Sonra,  köşeden dönen ve sokağı tanımakta zorluk çektiği her halinden belli olan bir adamın kapıdaki o sarmaşık gülü görünce tereddütlerinin kayboluşunu seyrettim peşinden.. Bir süre seyrettiği bu dibinde leylak yetişen eski tahta kapıya çekinerek tak-tak vurduğunda, sanki dün çıkmış gibiydi evden!
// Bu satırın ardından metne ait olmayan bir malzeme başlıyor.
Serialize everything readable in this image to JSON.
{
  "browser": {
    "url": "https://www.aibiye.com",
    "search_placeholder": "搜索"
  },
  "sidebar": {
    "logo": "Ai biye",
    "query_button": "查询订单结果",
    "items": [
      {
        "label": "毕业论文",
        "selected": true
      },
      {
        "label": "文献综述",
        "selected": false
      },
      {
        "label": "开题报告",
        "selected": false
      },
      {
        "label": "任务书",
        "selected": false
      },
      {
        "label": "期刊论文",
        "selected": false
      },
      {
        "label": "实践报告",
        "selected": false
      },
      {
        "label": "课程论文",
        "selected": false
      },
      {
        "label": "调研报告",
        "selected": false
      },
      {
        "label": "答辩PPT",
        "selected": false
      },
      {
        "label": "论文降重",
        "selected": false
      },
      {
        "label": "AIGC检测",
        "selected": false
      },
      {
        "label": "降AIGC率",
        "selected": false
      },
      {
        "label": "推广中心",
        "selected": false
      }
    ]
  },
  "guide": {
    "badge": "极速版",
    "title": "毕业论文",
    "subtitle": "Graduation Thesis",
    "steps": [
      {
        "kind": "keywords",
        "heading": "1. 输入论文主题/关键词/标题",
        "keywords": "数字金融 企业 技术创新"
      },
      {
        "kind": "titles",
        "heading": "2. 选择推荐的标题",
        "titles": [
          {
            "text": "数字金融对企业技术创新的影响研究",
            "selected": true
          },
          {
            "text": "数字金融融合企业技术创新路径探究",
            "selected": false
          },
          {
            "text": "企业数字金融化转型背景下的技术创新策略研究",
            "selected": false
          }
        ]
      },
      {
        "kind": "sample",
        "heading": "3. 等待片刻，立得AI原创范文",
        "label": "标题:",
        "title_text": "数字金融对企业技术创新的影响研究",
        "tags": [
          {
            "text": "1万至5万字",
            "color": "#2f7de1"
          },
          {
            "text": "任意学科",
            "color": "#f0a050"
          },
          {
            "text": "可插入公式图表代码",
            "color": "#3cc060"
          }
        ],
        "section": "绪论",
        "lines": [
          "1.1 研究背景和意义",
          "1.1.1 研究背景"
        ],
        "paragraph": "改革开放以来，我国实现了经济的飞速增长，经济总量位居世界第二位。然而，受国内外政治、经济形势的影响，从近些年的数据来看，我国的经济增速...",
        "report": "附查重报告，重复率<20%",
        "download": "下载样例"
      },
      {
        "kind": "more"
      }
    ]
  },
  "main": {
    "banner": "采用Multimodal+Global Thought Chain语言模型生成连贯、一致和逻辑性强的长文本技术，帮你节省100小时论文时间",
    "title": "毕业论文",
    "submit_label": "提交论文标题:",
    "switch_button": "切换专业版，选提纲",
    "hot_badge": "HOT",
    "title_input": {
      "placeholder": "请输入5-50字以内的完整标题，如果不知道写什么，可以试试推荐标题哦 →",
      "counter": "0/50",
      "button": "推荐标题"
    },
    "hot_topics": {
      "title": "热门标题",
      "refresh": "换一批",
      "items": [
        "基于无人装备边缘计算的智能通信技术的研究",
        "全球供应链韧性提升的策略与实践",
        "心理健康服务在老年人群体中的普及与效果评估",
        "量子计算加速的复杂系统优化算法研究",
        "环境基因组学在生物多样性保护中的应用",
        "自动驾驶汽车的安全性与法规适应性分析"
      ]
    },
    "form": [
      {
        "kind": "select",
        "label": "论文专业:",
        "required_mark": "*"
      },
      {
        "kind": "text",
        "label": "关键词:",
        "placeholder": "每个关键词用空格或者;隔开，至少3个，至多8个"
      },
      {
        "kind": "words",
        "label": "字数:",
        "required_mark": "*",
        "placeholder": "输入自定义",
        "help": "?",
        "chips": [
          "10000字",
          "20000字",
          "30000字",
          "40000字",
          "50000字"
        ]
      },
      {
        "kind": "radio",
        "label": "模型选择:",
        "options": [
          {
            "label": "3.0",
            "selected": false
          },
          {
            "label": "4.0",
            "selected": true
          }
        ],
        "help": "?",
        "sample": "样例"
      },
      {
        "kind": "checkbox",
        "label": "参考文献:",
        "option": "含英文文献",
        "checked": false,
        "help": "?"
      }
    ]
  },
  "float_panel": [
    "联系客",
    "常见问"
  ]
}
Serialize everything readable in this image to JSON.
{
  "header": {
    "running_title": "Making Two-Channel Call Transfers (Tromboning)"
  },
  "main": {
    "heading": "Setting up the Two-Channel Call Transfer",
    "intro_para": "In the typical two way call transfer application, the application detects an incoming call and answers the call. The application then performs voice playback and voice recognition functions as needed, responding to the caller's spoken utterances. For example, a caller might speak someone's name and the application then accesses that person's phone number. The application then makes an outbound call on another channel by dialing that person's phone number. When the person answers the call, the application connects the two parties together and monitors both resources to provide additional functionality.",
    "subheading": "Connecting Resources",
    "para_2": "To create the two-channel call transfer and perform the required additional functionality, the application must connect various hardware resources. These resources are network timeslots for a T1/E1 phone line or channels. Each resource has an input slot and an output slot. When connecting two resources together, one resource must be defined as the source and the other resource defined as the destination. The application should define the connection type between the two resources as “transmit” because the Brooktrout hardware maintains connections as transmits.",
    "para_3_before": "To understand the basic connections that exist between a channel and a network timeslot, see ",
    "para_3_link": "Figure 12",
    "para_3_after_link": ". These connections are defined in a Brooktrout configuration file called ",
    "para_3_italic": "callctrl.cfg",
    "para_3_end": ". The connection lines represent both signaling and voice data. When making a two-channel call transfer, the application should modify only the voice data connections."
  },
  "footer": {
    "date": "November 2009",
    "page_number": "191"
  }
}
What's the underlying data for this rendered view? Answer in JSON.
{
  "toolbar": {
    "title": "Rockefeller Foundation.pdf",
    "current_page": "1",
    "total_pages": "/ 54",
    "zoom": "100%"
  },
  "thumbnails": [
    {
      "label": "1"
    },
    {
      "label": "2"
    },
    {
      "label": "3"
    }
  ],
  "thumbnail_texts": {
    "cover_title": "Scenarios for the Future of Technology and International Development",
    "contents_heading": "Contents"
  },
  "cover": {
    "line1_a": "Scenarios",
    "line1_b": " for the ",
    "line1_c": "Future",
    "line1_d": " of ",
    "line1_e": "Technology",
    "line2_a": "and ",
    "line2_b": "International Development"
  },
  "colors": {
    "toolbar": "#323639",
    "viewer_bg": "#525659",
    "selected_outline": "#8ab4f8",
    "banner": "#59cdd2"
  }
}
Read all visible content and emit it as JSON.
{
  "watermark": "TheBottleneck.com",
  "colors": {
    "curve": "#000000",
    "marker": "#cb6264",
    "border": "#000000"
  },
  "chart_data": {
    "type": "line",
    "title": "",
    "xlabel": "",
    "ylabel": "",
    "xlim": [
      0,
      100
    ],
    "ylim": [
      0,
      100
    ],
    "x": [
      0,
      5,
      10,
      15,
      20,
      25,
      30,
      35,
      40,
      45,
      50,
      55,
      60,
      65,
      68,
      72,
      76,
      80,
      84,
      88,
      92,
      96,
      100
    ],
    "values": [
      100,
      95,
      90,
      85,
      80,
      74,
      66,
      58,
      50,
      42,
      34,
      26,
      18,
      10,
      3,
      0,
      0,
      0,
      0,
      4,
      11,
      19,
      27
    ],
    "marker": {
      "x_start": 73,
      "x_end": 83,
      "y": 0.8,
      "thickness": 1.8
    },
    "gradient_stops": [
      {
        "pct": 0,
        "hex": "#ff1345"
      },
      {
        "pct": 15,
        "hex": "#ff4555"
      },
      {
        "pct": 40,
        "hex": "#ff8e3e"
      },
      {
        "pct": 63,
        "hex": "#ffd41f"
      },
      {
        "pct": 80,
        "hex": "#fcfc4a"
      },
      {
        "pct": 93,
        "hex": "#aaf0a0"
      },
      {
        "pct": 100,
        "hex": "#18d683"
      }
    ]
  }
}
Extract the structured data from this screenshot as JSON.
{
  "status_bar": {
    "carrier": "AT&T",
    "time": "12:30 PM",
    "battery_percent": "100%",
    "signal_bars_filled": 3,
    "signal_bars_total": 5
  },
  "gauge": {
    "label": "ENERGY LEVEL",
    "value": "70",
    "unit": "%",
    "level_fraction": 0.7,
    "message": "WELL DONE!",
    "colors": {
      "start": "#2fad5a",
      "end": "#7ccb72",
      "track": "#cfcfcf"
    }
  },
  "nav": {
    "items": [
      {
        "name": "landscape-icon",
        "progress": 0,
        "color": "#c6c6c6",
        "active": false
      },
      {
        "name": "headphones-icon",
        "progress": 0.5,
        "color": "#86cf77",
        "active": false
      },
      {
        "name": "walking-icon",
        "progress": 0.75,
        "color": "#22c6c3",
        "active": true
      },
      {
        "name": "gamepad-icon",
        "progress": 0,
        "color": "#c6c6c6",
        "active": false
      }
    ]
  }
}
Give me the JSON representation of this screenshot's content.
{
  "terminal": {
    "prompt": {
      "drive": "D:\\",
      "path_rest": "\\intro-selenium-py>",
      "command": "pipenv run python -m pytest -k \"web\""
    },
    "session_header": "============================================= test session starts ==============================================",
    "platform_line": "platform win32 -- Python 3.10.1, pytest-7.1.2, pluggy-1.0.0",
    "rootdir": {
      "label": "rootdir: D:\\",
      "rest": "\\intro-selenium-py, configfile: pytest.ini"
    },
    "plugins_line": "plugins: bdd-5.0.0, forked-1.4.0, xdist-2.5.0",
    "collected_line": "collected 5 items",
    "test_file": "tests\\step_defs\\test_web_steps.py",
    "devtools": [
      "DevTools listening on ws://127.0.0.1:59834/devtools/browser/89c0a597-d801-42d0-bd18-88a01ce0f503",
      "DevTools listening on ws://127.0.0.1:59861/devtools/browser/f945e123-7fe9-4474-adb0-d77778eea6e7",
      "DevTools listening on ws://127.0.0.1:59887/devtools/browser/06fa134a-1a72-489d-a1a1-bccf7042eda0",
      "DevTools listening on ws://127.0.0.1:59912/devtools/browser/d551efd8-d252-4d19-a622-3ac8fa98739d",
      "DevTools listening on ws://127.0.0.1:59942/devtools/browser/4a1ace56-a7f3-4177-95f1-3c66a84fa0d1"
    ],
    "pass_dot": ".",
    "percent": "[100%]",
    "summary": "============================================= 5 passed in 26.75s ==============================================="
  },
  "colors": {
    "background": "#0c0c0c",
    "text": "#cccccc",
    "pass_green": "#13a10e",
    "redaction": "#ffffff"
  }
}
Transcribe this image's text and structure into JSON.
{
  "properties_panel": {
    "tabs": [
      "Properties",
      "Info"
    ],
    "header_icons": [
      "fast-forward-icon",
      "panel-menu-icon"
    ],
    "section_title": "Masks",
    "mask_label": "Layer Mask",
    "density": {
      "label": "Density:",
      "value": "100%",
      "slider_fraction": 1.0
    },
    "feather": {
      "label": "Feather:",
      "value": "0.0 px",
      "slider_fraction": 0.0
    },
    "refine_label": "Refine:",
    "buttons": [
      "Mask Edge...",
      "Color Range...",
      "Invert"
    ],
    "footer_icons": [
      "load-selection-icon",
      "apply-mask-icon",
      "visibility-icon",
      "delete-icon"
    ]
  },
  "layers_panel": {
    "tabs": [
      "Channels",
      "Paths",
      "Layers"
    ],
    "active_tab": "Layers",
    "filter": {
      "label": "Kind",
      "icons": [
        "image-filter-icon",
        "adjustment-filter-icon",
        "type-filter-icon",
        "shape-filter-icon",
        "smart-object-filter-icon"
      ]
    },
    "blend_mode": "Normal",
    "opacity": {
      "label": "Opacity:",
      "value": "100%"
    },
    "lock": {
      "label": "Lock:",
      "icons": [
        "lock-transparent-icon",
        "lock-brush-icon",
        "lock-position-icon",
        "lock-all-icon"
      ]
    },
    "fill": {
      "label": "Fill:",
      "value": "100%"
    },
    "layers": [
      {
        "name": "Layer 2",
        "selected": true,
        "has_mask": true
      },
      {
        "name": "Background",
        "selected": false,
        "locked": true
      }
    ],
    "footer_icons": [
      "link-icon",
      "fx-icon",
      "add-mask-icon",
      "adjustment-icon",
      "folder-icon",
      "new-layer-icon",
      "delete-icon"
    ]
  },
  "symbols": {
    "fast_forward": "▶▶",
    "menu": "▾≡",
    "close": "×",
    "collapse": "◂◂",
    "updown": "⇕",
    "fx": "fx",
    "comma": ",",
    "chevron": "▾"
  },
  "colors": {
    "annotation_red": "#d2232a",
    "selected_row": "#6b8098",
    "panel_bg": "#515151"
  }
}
Kapıyı açan yaşlı kadın, elini uzatıp dokunmak istedi önce, inanmak için gelenin "o" olduğuna!.. ama yapamadı.. Sonra, içeri girenin peşinden gidip dizinin dibine ilişiverdi. “aç mısın?” diye sordu.. Halbuki kapıyı açtığında zor tanımıştı oğlunu.. Kokusunu ona belli etmeden içine çekip sordu.. “sobayı yakem mi?”.. orada koptum filimden!.. Film bittiğinde, ben hâlâ o soğuk, karanlık, rutubetli duvarlarında yılların kirli izi duran o odadaydım..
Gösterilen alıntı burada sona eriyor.